Paid work has an important role in social wellbeing by providing people with incomes to meet their basic needs and contribute to their material comfort, as well as by giving them options for how they live their lives. Paid work is also important for the social contact and sense of self-worth or satisfaction it can give people.
The desired outcomes highlight four aspects of paid work: access to work, the financial return of work, quality of work, and the balance between work and other areas of life.
For most people, income from paid work is the main factor determining their material standards of living. On average, about two-thirds of total household income is derived directly from labour market income, and the figure is substantially greater for most households.42 Income saved during working life contributes to the standard of living of many retired people.
The social and personal dimensions of paid work are equally important. Ideally, work should be not only materially rewarding but contribute to other aspects of wellbeing. Meeting challenges at work can contribute to a sense of satisfaction and self-worth. In this sense, it is important people are able to get work which matches their skills and abilities.
Social contact is an important part of wellbeing. For many people, much of their social contact is through their jobs. People often gain a sense of belonging or identity from their jobs, recognising themselves and others because of the organisation they work for or the type of work they do.
Conversely, unemployment can isolate people from society and cause them to lose self-confidence. Unemployment is associated with poorer mental and physical health, and lower levels of satisfaction with life.
The quality of work is of critical importance. A meaningful job can enhance people's satisfaction with their work. An unsafe job, on the other hand, places people's wellbeing at risk.
Work can also be stressful. People may be required to work longer hours than they want or need to. The desired outcomes acknowledge wellbeing is best served by maintaining a balance between paid work and other aspects of life, though where that balance lies will differ from person to person.
Five indicators are used in this chapter. They are: the unemployment rate, the employment rate, average hourly earnings from all wages and salaries, the number of workplace injury claims, and the proportion of the population in paid employment who are satisfied with their work/life balance.
Together, these indicators present a picture of people's access to employment, how financially rewarding employment is, the level of safety of employment, and the balance between work and other areas of life.
The first two indicators relate to the quantity of paid work on offer and taken up. This is affected by several factors, including economic conditions, investment decisions, migration flows, people's qualifications and abilities, and their decisions on how much time to allocate to paid work.

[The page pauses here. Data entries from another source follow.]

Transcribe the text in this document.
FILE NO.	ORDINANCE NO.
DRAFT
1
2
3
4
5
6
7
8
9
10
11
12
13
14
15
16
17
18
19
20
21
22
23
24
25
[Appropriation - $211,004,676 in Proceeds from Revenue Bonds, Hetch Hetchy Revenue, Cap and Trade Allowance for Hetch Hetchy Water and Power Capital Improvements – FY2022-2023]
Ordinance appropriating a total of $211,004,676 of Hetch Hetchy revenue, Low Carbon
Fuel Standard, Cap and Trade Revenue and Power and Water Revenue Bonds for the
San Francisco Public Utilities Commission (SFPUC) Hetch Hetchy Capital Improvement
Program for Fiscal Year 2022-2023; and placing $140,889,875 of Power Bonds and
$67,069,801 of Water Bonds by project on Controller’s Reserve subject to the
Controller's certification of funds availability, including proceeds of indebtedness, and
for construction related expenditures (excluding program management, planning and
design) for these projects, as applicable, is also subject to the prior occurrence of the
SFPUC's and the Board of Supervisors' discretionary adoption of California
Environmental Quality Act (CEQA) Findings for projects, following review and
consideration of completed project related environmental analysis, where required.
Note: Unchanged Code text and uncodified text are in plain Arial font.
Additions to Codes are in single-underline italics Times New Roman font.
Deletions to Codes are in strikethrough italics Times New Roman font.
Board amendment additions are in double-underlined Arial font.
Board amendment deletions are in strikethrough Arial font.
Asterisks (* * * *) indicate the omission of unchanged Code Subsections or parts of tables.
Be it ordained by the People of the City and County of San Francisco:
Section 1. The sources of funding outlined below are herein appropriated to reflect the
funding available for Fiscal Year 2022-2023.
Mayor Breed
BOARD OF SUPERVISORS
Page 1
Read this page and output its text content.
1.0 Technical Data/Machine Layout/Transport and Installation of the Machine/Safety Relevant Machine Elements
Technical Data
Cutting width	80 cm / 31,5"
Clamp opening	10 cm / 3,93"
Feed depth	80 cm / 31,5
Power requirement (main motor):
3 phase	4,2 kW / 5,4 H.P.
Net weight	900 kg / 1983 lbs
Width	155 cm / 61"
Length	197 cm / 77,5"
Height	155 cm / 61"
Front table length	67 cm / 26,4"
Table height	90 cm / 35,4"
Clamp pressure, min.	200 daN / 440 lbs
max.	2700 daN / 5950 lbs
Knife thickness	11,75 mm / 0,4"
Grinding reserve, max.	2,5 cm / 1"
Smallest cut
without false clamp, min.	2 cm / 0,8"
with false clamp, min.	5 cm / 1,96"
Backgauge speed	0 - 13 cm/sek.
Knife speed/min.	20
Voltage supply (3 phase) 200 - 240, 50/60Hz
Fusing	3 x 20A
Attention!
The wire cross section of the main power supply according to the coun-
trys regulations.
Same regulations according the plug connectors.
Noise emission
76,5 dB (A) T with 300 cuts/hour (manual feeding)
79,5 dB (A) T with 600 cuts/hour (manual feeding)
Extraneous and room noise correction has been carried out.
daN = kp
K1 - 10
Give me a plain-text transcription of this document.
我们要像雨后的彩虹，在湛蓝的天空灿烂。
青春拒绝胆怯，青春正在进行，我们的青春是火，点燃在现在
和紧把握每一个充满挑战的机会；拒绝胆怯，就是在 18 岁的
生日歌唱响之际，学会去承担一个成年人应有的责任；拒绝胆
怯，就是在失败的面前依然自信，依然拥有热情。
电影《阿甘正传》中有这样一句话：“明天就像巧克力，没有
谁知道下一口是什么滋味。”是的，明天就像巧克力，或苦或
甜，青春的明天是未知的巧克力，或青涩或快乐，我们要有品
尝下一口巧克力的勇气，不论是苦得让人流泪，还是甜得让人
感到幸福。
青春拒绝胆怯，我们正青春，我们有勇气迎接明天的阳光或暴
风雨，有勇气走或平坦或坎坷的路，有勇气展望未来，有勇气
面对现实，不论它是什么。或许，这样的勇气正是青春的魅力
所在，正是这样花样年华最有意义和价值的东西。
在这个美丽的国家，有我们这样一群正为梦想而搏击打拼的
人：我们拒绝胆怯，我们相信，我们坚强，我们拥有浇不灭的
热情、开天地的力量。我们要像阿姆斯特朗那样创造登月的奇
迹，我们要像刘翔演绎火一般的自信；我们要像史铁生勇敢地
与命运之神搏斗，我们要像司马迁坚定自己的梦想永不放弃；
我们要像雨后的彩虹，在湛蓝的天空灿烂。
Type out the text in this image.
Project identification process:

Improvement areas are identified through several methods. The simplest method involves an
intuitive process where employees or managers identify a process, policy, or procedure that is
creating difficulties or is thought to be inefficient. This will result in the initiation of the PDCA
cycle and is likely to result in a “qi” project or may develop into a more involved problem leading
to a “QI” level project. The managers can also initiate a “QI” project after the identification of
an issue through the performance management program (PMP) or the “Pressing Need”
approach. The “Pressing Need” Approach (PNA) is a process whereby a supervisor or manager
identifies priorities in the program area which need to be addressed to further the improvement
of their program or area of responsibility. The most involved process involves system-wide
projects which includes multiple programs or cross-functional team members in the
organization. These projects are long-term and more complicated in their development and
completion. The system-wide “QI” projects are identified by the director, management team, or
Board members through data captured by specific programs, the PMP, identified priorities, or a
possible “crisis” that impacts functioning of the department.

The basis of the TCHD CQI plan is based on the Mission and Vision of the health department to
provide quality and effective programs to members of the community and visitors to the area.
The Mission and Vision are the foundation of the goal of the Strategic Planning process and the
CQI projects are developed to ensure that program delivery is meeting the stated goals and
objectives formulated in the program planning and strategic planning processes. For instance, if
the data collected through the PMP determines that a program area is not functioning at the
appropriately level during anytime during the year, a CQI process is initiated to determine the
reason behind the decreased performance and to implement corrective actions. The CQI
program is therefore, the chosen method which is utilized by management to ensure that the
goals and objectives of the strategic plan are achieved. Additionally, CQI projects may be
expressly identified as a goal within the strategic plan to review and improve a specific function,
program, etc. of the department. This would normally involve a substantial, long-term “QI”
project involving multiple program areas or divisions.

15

The first indicator is the unemployment rate. This measures the proportion of people who are out of work, actively seeking and available to take up work. This is a relatively narrow measure of unemployment but it accords closely with the OECD standard measure, allowing international comparisons. Information about long-term unemployment is also provided.
The second indicator is the employment rate. This provides an alternative picture of people's access to paid work, as it is influenced not only by the amount of work available but also by trends in labour force participation. The indicator measures the proportion of working-age people employed for one hour or more a week. Information is provided on the breakdown between full-time and part-time employment. This gives some indication of the types of work people are taking on and the overall level of employment.
The third indicator is a new indicator, and measures average hourly earnings from waged and salaried employment. The level of financial return to paid employment independent of the quantity of hours worked is central to the quality of paid work.
The fourth indicator is the rate of workplace injury claims per 1000 full-time equivalent employees. Workplace safety is important in its own right, but may also be a proxy for the quality of employment. Jobs should not pose an unreasonable risk to people's lives or physical wellbeing.
The final indicator measures the proportion of the population in paid employment who are satisfied with their work/life balance. This is a new measure for The Social Report 2004 and replaces the indicator in last year's report of the proportion of the population in paid employment working 50 hours or more.